Добавить в цитаты Настройки чтения

Страница 42 из 68



Даже если бы друзья Поля Хименеса знали о его воплощении в Интернете в качестве Бродяги-17, Скульптор уже давно позаботился о том, чтобы замести этот след. Он вскрыл электронную почту парня, и теперь бдительный следователь, решивший разобраться в связях Джима, обнаружил бы разве только то, что тот получал сообщения с электронного адреса публичной библиотеки города Дейтон, штат Огайо.

Да, Скульптор привык все делать очень и очень досконально.

Кэти позвонили на сотовый из полиции Кранстона уже ближе к вечеру. Исходящий номер определился как неизвестный, и она тотчас же переключила вызов на речевую почту. Они с Сэмом Маркхэмом ехали на очередную встречу. Этот сценарий, ставший для Кэти уже привычным после возвращения Маркхэма из Квантико, весьма отличался от того, что она ожидала после просмотра телевизионных криминальных сериалов. Людям, с которыми разговаривали Кэти и Маркхэм, не помешал бы хороший сценарист. Изъяснялись они далеко не так связно и понятно, как свидетели в телевизоре, третий-четвертый из которых неизменно выводил следователя на преступника. На самом деле те немногие, кого ФБР допросило в связи со смертью Габриэля Бэнфорда, вообще ничем не смогли помочь следствию. Изучение всех других подозрительных случаев убийств и исчезновений, которые можно было связать с образом Микеланджело-убийцы, а также ниточки, полученные при анализе вещественных доказательств, о чем Кэти и ее новым коллегам было сообщено две недели назад на телеконференции в Бостонском управлении ФБР, пока что никуда не привели.

Все, за исключением одной любопытной улики: порошка каррарского мрамора, обнаруженного в краске, которой Микеланджело-убийца покрыл свою скульптуру.

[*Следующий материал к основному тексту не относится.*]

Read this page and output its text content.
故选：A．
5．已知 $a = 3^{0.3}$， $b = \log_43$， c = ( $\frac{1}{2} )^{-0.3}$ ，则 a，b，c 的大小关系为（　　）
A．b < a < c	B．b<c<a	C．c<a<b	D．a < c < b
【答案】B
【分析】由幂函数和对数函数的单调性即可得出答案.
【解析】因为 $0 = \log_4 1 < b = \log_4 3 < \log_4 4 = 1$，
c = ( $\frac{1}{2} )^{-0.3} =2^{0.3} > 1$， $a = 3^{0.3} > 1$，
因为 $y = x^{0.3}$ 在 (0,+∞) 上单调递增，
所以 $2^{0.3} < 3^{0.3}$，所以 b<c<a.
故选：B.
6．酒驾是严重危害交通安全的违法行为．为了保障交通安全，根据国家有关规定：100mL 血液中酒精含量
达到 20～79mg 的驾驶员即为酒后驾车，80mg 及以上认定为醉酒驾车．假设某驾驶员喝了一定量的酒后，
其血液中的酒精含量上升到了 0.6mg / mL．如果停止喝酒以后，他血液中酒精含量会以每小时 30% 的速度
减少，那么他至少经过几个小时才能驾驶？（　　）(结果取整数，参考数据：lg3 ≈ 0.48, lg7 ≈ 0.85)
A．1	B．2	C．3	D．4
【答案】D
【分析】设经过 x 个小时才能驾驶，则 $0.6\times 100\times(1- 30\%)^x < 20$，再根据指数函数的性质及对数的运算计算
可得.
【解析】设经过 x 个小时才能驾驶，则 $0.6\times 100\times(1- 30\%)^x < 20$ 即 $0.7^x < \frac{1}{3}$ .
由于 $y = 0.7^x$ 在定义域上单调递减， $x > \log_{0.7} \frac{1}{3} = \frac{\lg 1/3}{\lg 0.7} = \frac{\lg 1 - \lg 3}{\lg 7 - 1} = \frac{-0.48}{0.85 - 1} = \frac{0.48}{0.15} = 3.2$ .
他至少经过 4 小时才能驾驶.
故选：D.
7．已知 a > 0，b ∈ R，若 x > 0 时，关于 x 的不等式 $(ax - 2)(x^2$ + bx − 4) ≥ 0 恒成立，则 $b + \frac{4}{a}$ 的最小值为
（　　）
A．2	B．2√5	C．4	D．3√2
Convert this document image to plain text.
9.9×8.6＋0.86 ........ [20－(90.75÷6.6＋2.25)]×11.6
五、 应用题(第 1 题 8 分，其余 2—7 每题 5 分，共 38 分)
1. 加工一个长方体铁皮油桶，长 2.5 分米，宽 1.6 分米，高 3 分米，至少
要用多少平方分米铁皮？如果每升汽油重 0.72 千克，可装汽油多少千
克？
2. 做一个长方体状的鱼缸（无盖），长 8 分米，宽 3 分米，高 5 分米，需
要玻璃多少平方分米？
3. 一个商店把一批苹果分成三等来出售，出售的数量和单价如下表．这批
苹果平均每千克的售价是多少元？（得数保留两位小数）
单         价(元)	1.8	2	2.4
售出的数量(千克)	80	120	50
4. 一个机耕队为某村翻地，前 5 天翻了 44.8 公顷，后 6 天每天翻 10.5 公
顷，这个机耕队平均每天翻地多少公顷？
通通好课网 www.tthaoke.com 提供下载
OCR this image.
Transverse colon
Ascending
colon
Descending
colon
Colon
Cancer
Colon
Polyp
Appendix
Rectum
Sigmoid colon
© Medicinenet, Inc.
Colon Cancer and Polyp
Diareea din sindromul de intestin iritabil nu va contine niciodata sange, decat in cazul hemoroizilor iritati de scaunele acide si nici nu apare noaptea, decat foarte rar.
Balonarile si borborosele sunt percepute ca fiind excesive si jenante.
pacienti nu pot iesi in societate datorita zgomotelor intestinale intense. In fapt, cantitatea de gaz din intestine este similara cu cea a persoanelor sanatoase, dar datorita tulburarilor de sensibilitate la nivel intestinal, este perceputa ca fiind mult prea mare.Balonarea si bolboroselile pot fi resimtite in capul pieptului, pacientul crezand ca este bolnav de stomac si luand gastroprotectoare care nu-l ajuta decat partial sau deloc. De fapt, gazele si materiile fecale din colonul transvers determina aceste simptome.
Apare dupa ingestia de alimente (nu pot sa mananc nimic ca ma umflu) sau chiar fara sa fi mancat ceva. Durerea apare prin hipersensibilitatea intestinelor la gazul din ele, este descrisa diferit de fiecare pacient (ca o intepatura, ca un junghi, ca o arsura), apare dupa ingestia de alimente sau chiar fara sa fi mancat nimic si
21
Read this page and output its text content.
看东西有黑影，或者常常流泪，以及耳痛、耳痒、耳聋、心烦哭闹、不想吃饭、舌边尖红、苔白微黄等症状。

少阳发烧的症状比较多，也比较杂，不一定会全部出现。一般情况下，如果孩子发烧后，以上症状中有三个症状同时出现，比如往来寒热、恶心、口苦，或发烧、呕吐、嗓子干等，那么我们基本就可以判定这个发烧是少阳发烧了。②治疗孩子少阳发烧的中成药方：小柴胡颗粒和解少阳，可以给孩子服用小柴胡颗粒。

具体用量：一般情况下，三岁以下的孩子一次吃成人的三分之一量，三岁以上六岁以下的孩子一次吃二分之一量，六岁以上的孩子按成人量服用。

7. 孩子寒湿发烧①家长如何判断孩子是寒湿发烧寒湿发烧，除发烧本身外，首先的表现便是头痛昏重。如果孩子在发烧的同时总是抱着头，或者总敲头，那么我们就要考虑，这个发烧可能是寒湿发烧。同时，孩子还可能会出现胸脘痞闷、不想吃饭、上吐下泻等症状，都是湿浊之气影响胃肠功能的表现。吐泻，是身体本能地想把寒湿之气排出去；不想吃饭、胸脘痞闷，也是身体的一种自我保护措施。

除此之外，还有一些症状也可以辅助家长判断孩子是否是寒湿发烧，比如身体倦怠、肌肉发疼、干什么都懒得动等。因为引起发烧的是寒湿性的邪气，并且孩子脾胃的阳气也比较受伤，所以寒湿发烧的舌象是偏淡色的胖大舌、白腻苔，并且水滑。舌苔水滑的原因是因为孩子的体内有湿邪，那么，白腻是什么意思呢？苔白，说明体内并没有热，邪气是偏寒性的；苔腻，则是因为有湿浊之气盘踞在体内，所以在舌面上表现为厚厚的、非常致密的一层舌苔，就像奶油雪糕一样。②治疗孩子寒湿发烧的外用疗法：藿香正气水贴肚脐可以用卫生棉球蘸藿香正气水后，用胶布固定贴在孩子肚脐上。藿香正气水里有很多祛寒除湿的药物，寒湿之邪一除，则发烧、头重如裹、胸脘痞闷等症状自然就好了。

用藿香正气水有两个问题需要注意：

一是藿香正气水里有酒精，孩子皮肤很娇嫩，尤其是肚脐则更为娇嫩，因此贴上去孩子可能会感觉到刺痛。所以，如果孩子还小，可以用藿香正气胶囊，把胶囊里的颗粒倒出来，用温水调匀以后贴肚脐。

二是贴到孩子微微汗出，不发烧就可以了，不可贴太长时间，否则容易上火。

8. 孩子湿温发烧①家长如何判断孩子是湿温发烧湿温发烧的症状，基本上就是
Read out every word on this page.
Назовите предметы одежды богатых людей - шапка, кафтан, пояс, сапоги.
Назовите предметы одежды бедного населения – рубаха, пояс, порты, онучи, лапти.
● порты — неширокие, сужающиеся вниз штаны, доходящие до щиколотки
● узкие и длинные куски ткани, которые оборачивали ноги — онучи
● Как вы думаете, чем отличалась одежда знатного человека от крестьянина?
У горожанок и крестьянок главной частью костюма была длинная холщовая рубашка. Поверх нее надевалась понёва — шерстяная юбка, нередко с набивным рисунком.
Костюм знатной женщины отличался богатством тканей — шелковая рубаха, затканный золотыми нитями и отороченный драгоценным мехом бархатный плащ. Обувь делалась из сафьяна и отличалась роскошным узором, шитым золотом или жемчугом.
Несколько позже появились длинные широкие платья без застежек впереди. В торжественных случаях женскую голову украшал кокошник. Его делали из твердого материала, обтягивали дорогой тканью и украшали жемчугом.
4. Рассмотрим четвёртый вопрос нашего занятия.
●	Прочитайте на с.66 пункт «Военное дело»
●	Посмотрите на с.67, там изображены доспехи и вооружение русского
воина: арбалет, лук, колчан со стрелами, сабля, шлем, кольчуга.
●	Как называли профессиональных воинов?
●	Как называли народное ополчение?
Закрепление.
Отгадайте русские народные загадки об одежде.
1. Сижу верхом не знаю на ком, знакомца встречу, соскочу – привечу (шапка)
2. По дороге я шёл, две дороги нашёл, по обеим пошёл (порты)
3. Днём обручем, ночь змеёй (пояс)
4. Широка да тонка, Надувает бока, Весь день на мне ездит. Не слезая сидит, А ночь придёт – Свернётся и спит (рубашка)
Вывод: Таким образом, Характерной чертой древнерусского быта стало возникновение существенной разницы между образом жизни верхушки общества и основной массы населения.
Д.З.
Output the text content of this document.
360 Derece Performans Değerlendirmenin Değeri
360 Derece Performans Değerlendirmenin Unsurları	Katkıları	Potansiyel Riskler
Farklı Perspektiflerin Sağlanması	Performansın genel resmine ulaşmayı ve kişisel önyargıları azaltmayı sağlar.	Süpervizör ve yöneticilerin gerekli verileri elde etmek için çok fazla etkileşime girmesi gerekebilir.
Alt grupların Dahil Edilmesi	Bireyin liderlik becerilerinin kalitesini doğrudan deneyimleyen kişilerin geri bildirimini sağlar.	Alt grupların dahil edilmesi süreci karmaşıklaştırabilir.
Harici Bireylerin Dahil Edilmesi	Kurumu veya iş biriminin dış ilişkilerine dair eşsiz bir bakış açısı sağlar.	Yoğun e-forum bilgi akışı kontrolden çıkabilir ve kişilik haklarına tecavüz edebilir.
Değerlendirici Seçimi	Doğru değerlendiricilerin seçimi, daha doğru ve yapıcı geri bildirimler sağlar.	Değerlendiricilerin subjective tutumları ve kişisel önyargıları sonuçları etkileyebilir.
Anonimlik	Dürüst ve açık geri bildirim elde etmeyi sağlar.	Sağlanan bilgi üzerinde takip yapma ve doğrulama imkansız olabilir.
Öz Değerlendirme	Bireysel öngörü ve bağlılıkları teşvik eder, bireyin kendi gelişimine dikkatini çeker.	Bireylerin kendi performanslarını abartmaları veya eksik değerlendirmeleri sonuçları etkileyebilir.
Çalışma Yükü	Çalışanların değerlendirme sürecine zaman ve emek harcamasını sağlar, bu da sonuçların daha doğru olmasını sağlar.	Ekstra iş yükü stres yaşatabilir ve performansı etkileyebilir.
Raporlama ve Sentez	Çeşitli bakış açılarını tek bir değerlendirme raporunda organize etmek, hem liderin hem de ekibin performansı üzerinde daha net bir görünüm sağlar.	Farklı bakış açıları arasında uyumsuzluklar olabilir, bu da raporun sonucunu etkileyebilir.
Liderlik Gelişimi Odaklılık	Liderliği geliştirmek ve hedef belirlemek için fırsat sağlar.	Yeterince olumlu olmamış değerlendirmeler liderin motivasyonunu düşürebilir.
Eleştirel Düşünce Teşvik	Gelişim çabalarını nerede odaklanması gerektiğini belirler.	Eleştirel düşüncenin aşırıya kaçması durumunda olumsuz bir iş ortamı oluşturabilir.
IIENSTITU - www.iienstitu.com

— Если не брать его в расчет, складывается такое ощущение, будто все остальное просто было у убийцы под рукой, — сказал Маркхэм, сворачивая на стоянку. — Такое количество формальдегида, ацетона, силиконовой резины, необходимых для процесса пластинации, не говоря про лекарственные препараты!.. Странно, что мы не смогли ничего извлечь из этого. Нам не удалось установить, где преступник раздобыл химические реактивы в таких больших объемах, а также оборудование, необходимое для выполнения работ.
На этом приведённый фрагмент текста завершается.